If you are willing to take the benefit, it is important to understand a few things before switching to repo-linked home loans in COVID-19. Keep in mind that Repo-linked loans may not be much cheaper than MCLR-linked loans.

Switching to Repo-Linked Home Loans in COVID-19: Things To Consider

1. Not Much Cheaper than MCLR

The lending rates under the new repo-linked formation are economical than under the existing MCLR system. Nevertheless, there is a little difference between the two. For instance, home loans in the group of 30 lakh to 75 lakh, the lending rate for SBI in September under the earlier MCLR structure was 8.55 percent for salaried borrowers. This was, however, for borrowers with a good credit history and score. Now, under the new repo-linked plan, the existing lending rate stood at 8.45 percent.

2. Do Not Rush to Switch

The Reserve Bank of India has allowed present borrowers under MCLR to move to external benchmarked loans with no fee or charge.

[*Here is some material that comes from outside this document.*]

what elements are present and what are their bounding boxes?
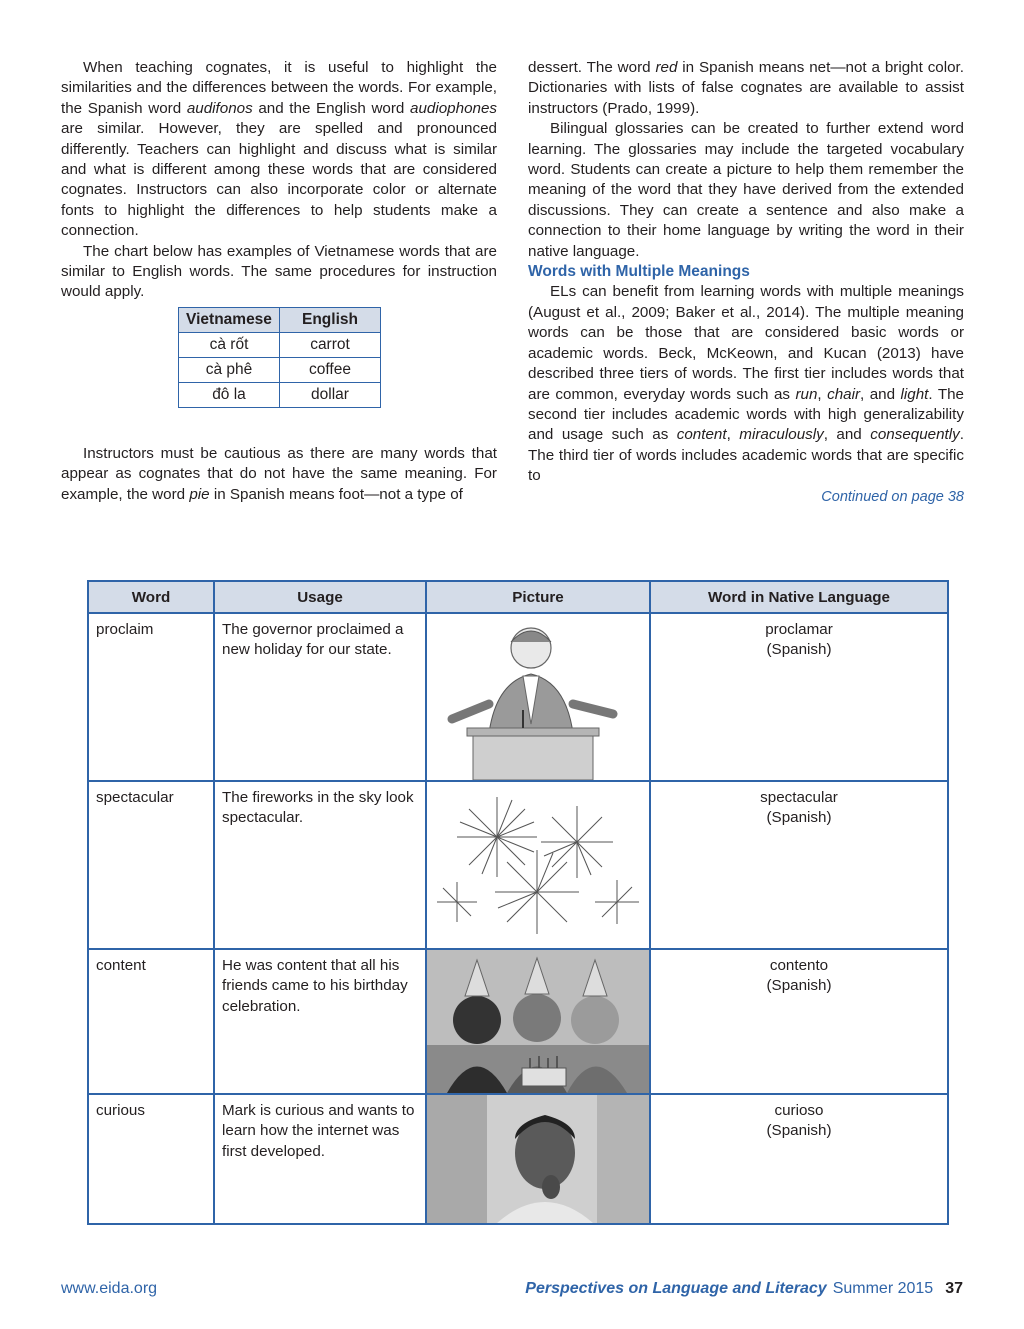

Well, if borrowing under the repo-linked arrangement is way cheaper than under MCLR, you can think about making the switch. There are, however, some essential points that you need to take into consideration before deciding the switch. Under the new repo-linked structure the Reserve Bank of India has authorizes that loans are rearranged at least once in three months. This will come to pass only if there are any modifications in the primary repo rate. Hence lending rates henceforth will fall further only if the RBI reduces repo rate further.

What is This External Benchmarking of Home Loans?

Now, the obvious question that comes in your mind is what is this external benchmarking of loans. The concept is very simple. Let’s discuss this.

When you take a loan from a bank, be it for purchasing a house, they charge the interest considering certain methodologies agreed by the Reserve Bank of India (RBI). Now, banks use the Marginal Cost-based Lending Rate (MCLR) to reach their lending rate. Earlier, it was the Benchmark Prime Lending Rate (BPLR) and the Base Rate method. These were all internal benchmarks.

Why External Benchmarking?

If you have availed a home loan between April 2016 and September 2019, it is possibly linked to the marginal cost of funds-based lending rate (MCLR) – banks’ internal benchmark. Well, if it is much before that, it is expected to be hooked to the Base Rate. This is also an internal metric to price home loans.

Wrapping up:

A comprehensive cost-benefit study is essential to decide if you should go ahead with the switch. Don’t blindly accept. Think before you make a choice.